After a mini vacation over the weekend and a grand hurrah event today, I still feel pretty out of the loop on what's happening at the farm. While I was away, the interns transplanted several beds of brassicas and lettuce, but there were very few volunteers over spring break, so not a ton of projects were able to happen. While everyone started catching up on field work today, I was thick in preparing for our annual Chef's Night Out fundraiser at the Hult Center in downtown Eugene. I prefer to stay really involved and on top of all the myriad moving parts of the farm, but I must say that checking completely out for a few days felt like a huge relief. Everyone needs a break, right?

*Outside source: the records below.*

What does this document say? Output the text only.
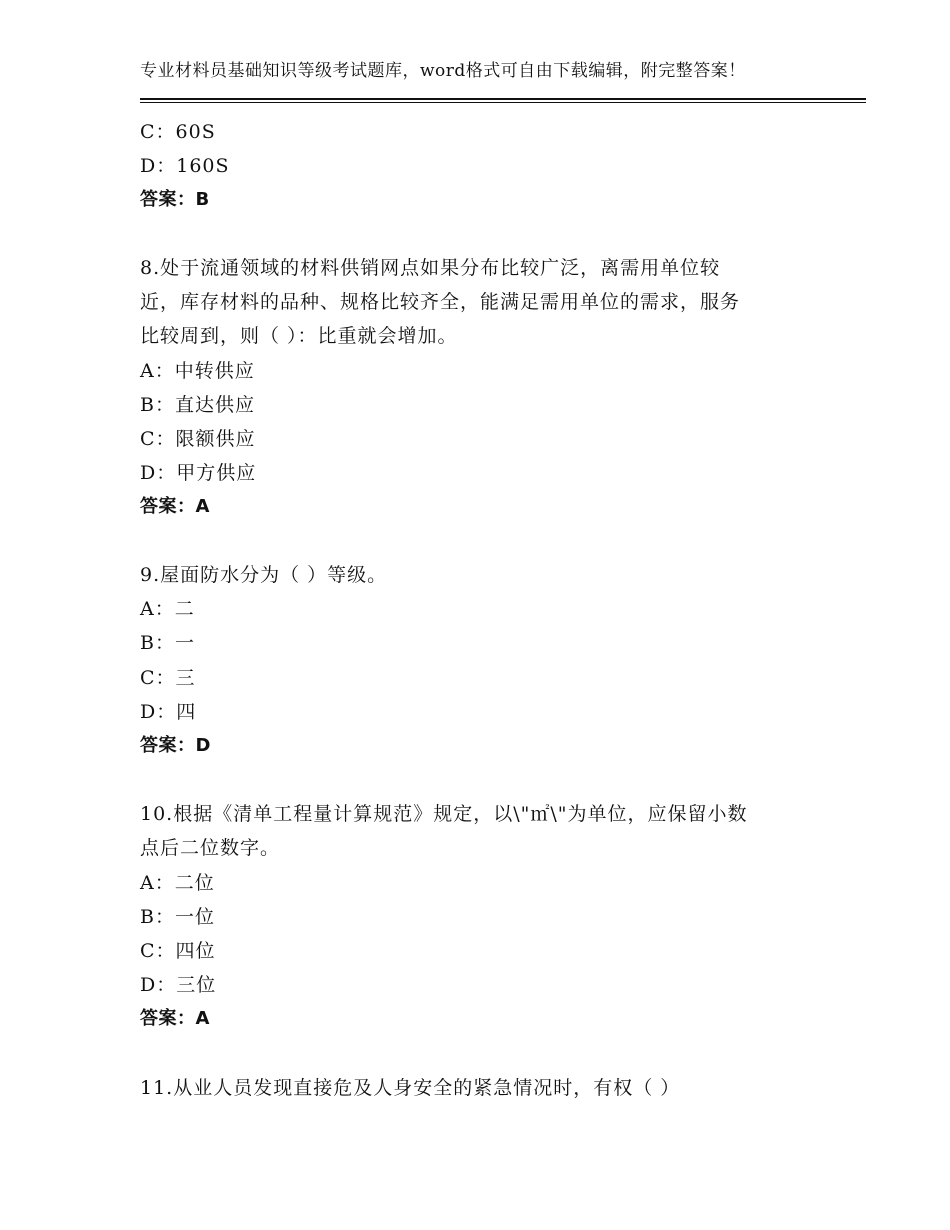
专业材料员基础知识等级考试题库，word格式可自由下载编辑，附完整答案！
C：60S
D：160S
答案：B
8.处于流通领域的材料供销网点如果分布比较广泛，离需用单位较
近，库存材料的品种、规格比较齐全，能满足需用单位的需求，服务
比较周到，则（ ）：比重就会增加。
A：中转供应
B：直达供应
C：限额供应
D：甲方供应
答案：A
9.屋面防水分为（ ）等级。
A：二
B：一
C：三
D：四
答案：D
10.根据《清单工程量计算规范》规定，以\"㎡\"为单位，应保留小数
点后二位数字。
A：二位
B：一位
C：四位
D：三位
答案：A
11.从业人员发现直接危及人身安全的紧急情况时，有权（ ）
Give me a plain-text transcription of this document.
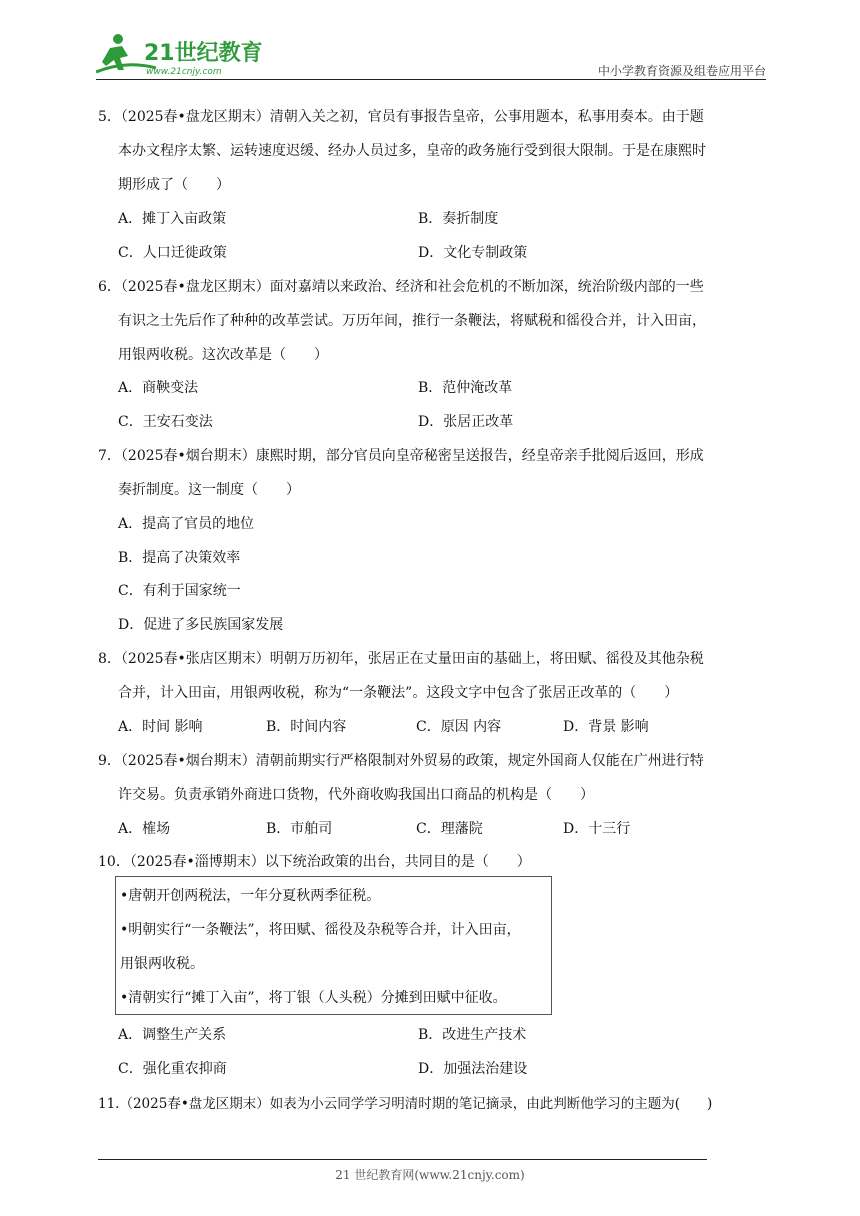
21世纪教育
www.21cnjy.com	中小学教育资源及组卷应用平台
5．（2025春•盘龙区期末）清朝入关之初，官员有事报告皇帝，公事用题本，私事用奏本。由于题
本办文程序太繁、运转速度迟缓、经办人员过多，皇帝的政务施行受到很大限制。于是在康熙时
期形成了（　　）
A．摊丁入亩政策	B．奏折制度
C．人口迁徙政策	D．文化专制政策
6．（2025春•盘龙区期末）面对嘉靖以来政治、经济和社会危机的不断加深，统治阶级内部的一些
有识之士先后作了种种的改革尝试。万历年间，推行一条鞭法，将赋税和徭役合并，计入田亩，
用银两收税。这次改革是（　　）
A．商鞅变法	B．范仲淹改革
C．王安石变法	D．张居正改革
7．（2025春•烟台期末）康熙时期，部分官员向皇帝秘密呈送报告，经皇帝亲手批阅后返回，形成
奏折制度。这一制度（　　）
A．提高了官员的地位
B．提高了决策效率
C．有利于国家统一
D．促进了多民族国家发展
8．（2025春•张店区期末）明朝万历初年，张居正在丈量田亩的基础上，将田赋、徭役及其他杂税
合并，计入田亩，用银两收税，称为“一条鞭法”。这段文字中包含了张居正改革的（　　）
A．时间 影响	B．时间内容	C．原因 内容	D．背景 影响
9．（2025春•烟台期末）清朝前期实行严格限制对外贸易的政策，规定外国商人仅能在广州进行特
许交易。负责承销外商进口货物，代外商收购我国出口商品的机构是（　　）
A．榷场	B．市舶司	C．理藩院	D．十三行
10．（2025春•淄博期末）以下统治政策的出台，共同目的是（　　）
•唐朝开创两税法，一年分夏秋两季征税。
•明朝实行“一条鞭法”，将田赋、徭役及杂税等合并，计入田亩，
用银两收税。
•清朝实行“摊丁入亩”，将丁银（人头税）分摊到田赋中征收。
A．调整生产关系	B．改进生产技术
C．强化重农抑商	D．加强法治建设
11.（2025春•盘龙区期末）如表为小云同学学习明清时期的笔记摘录，由此判断他学习的主题为(　　)
21 世纪教育网(www.21cnjy.com)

[Cue my giggling two-year-old niece spinning and being chased around a beach house by her five-year-old cousin while I run up from the beach with my older nieces and come in to sip wine and work on a puzzle.]
I'm one lucky lady.
And I continue to feel lucky even once I'm back from vacation. Today I made a couple different herbal infused waters in the morning (recipe below), introduced our new academic interns to the farm, transplanted a bit with the crew, and spent the rest of the day and night at the big event. Chef's Night Out is a foodie's dream: dozens of local restaurants and catering companies prepare small "bites" to show off their culinary skills, and visitors pay a pretty penny to attend, mingle, and try as many foods as their bellies can handle. The proceeds go to FOOD for Lane County, but the glory goes to the winners of the various awards given, including a People's Choice that we all vote for.
My first year, we had an info booth on the main floor. Last year, we were in the balcony and had just herbal water and info. This year, a restaurant near us backed out and we decided to prepare a savory bite with produce from the farm. Our kitchen manager and volunteer coordinator, Dan, was the mastermind behind the menu: caramelized leek, sharp cheddar, and roasted walnut scones with a pesto topping made from farm fresh Swiss chard, cream cheese, and roasted hazelnuts. It was delicious, and people loved the herbal waters, and we got to tell hundreds of people about our programs. What's more, it's just a way for the farm crew (most of the season-long interns came to help) to have fun together off-farm and be involved in what the organization is doing as a whole. We're pretty swamped in projects during our days, and hardly ever see other FFLC staff, so to participate in such a delicious community event got us all excited and enthused. And who knows, maybe some of the night's visitors will end up at our plant sales or join our CSA because they found us at Chef's Night Out...
Herbal Infused Waters
The basic idea is to let flavorful herbs and fruits soak in water for 4-6 hours. The amounts and combinations of flavors is up to you.
One idea is to combine about 3 cups of coarsely chopped cilantro, 2 cups of lemon balm leaves, and 3 large, thinly sliced limes with about 3 gallons of water. Another flavor option is with about 3 cups of coarsely chopped fennel leaves, two large, thinly sliced oranges, and a few long sprigs of rosemary pulled off the stems with about 3 gallons of water. Let sit in the refrigerator for 4-6 hours, strain, and drink. Keep refrigerated. You can use the herbs to infuse more than one batch of water, too. Have fun with it!